MAIS EURÊKA, au milieu de ces chiffres pourris, trop forts pour la FED, nous avons découvert un chiffre secondaire. Un chiffre secondaire qui laissait à penser que la croissance des salaires était en train de ralentir. Et ça, c’était la formule magique. C’est un peu comme si on avait trouvé la recette du gâteau au chocolat qui fait maigrir et que la frite était un légume diététiquement acceptable pour un régime sans féculent. Le ralentissement de la croissance des salaires était donc la CLÉ. La réponse à toutes nos questions et tous nos doutes. Alors que jeudi soir nous étions en train de nous demander si la FED baisserait à nouveau les taux avant 2030, voici que vendredi après-midi, pour un chiffre dont tout le monde se fout habituellement, on entendait déjà parler de « pivot de la FED » et de baisse des taux éventuels en 2023. Non, sérieusement, ce matin j’ai dû vérifier mon agenda pour être absolument certain d’être en 2023, parce que vu le comportement des marchés depuis le 3 janvier, je ne suis pas loin de penser qu’on nous a collé un mois supplémentaire en 2022…

En Asie

Donc, rien n’a changé. Nous sommes en 2023 et rien n’a changé.
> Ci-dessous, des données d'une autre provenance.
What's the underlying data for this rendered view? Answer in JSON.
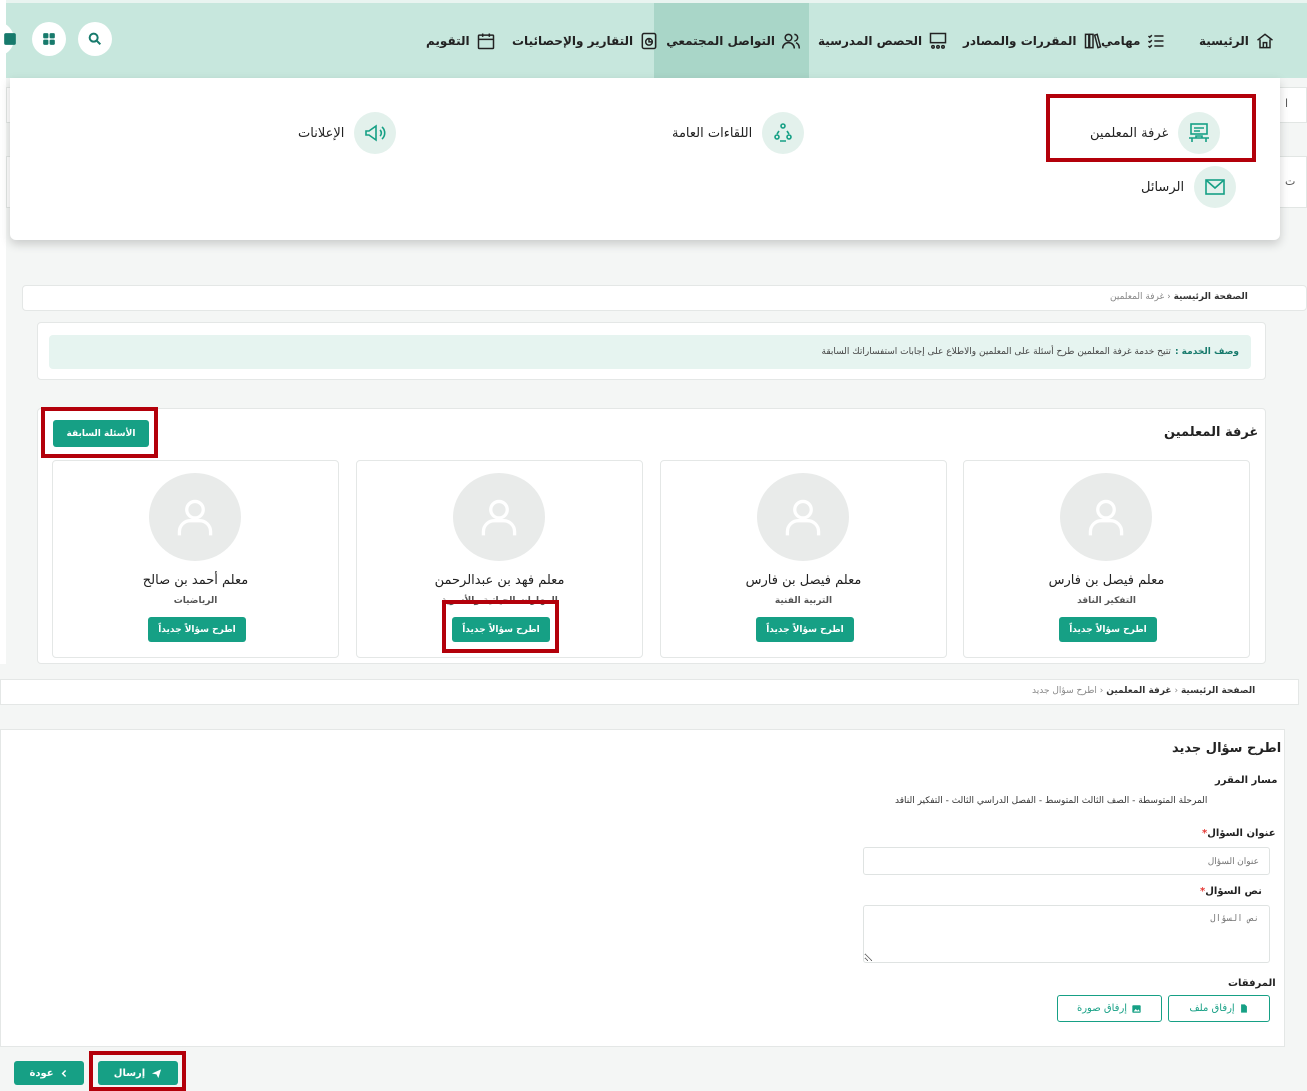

Ce matin le Japon est fermé, Hong Kong est en hausse de 1.7% et la Chine grimpe de 0.5%. Les exercices militaires que la Chine est en train de mener en direction de Taïwan ne semblent perturber personne. Tout le monde sait que la Chine n’osera jamais attaquer Taïwan. Les marchés s’en foutent donc complètement et continuent de surfer sur la vague la réouverture de la Chine. Je ne sais pas combien de dollars le Chinois moyen qui voyage, va claquer en Europe, mais on a clairement l’impression que l’on compte là-dessus pour relancer toutes les économies du monde.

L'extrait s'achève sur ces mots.